1. Log on to the node on which Pod lease-test-0 resides and run the following command to suspend the process for fault simulation:

   pkill -STOP -f /usr/local/bin/lease

2. Wait 30 seconds and run the following command to query pod logs:

   kubectl logs -l app=lease-test --prefix -f

   Expected results:

   [pod/lease-test-1/lease] Remote lease-test-0 refreshed lease
   [pod/lease-test-1/lease] Remote is dead, preempting
   [pod/lease-test-1/lease] Register as key 4745d0c5cd9a2fa4
   [pod/lease-test-1/lease] Refreshed lease
   [pod/lease-test-1/lease] Refreshed lease
   [pod/lease-test-1/lease] Refreshed lease

   The expected results show that Pod lease-test-1 has taken over the container lease and becomes the master node.

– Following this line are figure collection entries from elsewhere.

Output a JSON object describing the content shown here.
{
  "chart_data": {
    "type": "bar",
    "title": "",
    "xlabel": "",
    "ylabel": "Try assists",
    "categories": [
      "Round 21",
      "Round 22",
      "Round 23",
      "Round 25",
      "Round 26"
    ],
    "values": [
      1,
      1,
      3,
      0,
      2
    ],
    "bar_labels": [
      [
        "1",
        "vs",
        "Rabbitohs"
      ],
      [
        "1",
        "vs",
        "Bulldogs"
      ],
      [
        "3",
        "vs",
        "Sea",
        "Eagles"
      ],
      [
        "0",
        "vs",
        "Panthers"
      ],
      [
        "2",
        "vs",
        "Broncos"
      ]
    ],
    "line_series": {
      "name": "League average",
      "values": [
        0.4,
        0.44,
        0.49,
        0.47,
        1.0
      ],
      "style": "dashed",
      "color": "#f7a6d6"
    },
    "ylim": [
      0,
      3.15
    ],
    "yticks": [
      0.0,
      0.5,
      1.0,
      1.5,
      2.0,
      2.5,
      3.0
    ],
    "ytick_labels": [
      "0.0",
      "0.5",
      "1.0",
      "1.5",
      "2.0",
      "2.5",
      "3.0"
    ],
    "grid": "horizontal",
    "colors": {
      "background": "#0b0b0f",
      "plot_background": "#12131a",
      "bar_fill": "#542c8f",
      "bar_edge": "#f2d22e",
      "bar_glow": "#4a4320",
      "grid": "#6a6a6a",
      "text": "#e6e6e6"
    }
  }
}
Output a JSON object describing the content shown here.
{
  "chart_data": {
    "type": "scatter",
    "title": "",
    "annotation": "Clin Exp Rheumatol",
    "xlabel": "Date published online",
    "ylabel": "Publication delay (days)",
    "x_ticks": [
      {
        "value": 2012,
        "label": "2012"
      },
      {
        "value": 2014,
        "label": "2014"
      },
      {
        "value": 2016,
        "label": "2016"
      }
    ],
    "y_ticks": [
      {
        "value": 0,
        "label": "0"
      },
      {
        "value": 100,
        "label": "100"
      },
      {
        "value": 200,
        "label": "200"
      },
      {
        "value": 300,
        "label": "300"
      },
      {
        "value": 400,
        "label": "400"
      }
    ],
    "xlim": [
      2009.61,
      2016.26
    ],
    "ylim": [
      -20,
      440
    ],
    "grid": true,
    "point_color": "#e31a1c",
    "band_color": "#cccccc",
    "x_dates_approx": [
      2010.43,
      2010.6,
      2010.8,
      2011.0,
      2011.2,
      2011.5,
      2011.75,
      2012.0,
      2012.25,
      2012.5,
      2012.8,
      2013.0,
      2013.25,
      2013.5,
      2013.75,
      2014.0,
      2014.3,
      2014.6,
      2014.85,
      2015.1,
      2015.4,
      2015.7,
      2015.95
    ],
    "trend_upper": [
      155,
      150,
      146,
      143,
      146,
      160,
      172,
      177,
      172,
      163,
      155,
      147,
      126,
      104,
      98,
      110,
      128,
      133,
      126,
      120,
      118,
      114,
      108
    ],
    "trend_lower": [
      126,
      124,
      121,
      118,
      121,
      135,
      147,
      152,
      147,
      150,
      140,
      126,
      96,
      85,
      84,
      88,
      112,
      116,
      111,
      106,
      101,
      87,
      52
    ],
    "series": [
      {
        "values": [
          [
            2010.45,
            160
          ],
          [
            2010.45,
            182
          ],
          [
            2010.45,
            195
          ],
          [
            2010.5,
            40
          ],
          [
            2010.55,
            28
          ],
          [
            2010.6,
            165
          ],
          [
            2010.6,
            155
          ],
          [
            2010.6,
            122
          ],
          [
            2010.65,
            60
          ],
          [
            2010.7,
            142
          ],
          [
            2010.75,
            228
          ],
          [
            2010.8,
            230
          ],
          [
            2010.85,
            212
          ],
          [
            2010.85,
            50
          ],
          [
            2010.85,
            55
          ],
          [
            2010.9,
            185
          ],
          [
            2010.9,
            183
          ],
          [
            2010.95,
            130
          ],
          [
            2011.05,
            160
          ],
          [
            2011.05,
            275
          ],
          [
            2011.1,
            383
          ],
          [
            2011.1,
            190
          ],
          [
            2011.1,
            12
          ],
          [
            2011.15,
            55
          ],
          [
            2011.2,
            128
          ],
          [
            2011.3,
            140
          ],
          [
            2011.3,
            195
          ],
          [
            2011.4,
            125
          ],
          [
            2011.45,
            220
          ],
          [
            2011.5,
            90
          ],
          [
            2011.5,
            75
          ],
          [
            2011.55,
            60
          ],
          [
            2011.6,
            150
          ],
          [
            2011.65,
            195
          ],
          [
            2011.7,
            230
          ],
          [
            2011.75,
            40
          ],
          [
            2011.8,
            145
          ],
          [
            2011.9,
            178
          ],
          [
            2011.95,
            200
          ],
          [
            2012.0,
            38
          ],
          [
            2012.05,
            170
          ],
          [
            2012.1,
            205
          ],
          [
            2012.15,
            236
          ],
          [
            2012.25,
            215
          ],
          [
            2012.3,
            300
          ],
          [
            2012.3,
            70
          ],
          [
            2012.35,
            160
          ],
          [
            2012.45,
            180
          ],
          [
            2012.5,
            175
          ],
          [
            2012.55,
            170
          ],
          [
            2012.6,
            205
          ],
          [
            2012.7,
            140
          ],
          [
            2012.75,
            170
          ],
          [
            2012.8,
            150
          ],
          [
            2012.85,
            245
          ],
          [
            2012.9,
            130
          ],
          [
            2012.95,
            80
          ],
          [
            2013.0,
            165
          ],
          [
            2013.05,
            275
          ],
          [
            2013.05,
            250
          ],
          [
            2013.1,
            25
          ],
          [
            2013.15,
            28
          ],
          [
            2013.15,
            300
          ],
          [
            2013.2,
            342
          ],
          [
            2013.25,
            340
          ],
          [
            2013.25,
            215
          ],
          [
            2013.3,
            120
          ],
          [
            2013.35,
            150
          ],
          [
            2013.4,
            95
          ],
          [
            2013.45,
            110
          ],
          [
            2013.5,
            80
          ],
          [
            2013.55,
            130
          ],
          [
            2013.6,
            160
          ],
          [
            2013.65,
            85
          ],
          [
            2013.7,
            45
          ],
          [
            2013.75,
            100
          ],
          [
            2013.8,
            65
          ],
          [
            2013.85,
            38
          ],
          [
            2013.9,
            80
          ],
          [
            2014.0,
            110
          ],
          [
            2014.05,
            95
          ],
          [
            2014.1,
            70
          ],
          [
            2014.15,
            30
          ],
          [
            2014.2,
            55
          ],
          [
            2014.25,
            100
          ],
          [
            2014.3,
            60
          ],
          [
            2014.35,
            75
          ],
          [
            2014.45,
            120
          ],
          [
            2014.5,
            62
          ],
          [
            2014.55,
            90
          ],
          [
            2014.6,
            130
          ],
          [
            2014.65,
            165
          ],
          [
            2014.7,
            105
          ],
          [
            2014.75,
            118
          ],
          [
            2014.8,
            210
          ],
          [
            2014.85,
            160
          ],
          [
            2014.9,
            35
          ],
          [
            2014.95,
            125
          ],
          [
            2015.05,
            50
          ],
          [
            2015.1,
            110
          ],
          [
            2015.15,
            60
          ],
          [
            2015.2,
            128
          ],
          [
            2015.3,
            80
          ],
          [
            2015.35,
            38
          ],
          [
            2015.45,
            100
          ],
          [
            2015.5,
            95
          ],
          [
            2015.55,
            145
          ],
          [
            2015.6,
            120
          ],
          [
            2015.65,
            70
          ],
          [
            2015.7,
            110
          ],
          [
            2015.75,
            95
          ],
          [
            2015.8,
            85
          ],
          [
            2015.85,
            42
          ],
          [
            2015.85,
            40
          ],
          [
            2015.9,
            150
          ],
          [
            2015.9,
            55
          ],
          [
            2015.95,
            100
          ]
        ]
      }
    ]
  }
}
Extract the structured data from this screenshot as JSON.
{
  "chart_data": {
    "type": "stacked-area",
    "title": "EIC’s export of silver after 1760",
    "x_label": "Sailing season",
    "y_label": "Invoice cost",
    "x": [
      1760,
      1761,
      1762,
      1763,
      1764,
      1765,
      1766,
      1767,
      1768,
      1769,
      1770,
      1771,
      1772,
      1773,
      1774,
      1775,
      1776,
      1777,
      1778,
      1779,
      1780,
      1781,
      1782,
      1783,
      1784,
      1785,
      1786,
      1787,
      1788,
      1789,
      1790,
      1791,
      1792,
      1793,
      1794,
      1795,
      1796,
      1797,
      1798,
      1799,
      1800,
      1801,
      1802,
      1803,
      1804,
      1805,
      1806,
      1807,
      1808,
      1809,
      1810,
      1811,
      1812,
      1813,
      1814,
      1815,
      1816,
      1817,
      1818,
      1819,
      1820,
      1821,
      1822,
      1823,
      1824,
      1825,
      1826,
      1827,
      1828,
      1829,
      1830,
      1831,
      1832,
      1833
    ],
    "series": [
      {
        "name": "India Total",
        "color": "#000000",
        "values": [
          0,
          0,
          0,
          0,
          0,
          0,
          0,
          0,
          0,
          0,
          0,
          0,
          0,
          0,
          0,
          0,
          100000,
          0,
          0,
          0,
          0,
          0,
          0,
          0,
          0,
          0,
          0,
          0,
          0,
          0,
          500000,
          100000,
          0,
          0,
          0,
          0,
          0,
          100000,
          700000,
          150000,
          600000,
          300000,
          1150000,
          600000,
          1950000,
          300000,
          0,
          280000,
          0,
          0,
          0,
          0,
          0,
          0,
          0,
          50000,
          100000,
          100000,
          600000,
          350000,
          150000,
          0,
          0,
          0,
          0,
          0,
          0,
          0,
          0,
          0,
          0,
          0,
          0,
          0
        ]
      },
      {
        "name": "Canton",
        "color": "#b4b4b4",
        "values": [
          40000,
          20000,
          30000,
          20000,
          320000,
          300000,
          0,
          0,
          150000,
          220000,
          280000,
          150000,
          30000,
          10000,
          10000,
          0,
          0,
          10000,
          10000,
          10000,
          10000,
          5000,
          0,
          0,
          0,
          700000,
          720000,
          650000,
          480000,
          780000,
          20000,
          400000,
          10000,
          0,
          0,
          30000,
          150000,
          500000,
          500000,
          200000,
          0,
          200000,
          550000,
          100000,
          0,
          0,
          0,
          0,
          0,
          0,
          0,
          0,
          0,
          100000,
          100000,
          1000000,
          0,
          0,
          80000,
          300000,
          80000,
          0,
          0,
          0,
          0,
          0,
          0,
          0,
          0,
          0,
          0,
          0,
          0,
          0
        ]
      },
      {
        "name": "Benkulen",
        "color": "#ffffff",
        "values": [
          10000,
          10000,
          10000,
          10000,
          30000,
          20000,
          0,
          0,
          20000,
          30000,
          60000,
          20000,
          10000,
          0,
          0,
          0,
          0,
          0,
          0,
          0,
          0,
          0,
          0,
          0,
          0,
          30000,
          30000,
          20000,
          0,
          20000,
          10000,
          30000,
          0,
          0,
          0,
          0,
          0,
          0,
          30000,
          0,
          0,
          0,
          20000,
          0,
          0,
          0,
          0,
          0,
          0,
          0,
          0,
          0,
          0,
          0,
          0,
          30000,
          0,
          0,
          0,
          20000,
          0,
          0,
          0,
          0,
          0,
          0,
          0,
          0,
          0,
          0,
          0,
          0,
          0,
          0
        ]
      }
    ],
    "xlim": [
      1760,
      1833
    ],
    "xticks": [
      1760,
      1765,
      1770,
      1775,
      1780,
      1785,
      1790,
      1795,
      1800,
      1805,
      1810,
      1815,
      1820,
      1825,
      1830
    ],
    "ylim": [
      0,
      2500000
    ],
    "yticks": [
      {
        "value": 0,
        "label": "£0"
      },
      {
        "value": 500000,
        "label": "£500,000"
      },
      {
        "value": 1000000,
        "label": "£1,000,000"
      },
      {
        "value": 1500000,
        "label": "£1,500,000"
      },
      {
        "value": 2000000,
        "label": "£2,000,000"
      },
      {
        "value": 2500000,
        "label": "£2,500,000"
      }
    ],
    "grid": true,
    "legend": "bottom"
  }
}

3. Log on to the node on which Pod lease-test-0 resides again and run the following command to resume the suspended process:

   pkill -CONT -f /usr/local/bin/lease

4. Run the following command to query pod logs again:

   kubectl logs -l app=lease-test --prefix -f

   Expected results:

   [pod/lease-test-0/lease] failed to write lease: Invalid exchange

   The expected results show that Pod lease-test-0 can no longer write data to disks, and the container lease is automatically restarted. This indicates that the write operations of Pod lease-test-0 are blocked by the NVMe reservation feature.

References

If your NVMe disks do not have sufficient space, see Expand disk volumes.